Hier, Théodore s'était baladé dans un Londres du seizième siècle, lors duquel il avait visité un cirque sorcier. Sa mère l'y avait emmené une fois, lorsqu'il était petit, avant qu'ils ne soient interdits en 1985. Théodore avait deviné que sa mère avait simplement cherché un refuge pour les protéger d'une des colères soudaines de son père. D'une façon ou d'une autre, le jeune fils avait dû contrarier le père en riant trop fort. Alors, la mère l'avait dorloté. Elle avait souvent servi de bouclier et dans les souvenirs de Théodore, les nuages qu'elle peignait autour de ses hématomes étaient beaux et duveteux.

Cette mère était la même personne que cette femme qui avait écrit qu'elle ne voulait pas avoir d'enfant.

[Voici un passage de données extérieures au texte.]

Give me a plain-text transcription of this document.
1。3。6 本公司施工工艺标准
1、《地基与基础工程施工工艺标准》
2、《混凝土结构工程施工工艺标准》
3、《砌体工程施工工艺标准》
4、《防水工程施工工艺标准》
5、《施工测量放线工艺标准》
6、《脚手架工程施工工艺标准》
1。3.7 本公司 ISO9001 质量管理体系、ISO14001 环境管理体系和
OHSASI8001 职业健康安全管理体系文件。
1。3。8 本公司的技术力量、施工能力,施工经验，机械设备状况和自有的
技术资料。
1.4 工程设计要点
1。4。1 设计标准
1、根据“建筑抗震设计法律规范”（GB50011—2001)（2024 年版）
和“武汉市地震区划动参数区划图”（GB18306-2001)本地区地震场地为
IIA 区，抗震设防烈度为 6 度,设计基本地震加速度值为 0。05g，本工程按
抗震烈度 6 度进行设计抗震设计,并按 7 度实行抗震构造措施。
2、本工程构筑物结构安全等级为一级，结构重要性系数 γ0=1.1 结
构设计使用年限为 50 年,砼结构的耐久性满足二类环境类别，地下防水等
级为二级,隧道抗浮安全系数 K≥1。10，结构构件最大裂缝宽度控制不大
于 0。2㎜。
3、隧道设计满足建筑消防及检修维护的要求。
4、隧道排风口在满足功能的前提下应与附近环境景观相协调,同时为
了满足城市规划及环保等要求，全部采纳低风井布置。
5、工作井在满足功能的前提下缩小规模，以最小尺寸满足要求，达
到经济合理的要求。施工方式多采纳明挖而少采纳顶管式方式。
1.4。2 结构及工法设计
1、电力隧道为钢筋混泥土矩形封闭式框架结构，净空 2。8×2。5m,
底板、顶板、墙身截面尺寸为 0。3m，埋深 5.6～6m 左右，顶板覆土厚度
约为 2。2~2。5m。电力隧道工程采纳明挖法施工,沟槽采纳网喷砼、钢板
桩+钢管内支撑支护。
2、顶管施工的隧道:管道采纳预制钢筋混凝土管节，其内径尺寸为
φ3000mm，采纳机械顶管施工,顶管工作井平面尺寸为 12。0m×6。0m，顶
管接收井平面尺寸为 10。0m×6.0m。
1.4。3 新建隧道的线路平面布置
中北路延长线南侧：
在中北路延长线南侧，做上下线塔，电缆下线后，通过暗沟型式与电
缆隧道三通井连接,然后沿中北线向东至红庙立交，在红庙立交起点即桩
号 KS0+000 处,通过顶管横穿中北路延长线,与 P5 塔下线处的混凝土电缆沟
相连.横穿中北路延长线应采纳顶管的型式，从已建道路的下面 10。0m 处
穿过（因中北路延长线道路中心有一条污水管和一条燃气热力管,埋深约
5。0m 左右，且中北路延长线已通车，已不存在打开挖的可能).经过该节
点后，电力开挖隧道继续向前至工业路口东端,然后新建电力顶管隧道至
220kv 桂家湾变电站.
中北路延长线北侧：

Cela faisait sourire Théodore lorsqu'il y pensait…

Il y avait cette mère, aimante et toujours souriante, qui lui montrait des sirènes en train de nager dans leur grand bassin au milieu de la piste du cirque sorcier de Londres, et cette femme, une inventrice, une ingénieure de la magie, qui n'avait jamais eu que le seul souhait de faire disparaître la malédiction des Roulet-Bouley….

— Il faut que nous parlions à Lisa, marmonna Susan Bones.

Elle inspira à l'aide de sa paille le contenu de son verre. Un smoothie à la fraise. Un bruit de succion long et irritant au possible se fit entendre, alors qu'elle cherchait à collecter les dernières gouttes de sa boisson. À travers ses lunettes de soleil en forme d'étoile, Susan leva les yeux vers lui et se mit à rougir.

— Pardon…

Elle tapota sa paille contre son verre et la porta à ses lèvres, la suçotant d'un air rêveur, perdue dans ses pensées. Il grommela, détournant les yeux.

Belle.

— Je doute que l'identité de mon principal accusateur l'enchante, commenta Théodore. Justin Finch-Fletcher est l'un de vos amis proches.

— Oh !

Elle lâcha la paille et Théodore n'aurait su dire s'il aurait souhaité la supplier de la reprendre entre ses lèvres ou de casser cette maudite paille en deux et la jeter le plus loin possible que ses bras le lui permettraient.

Pas bien loin.

— Je parlais… Je parlais de ta maladie.

Théodore fronça les sourcils et termina son thé, le buvant cul-sec.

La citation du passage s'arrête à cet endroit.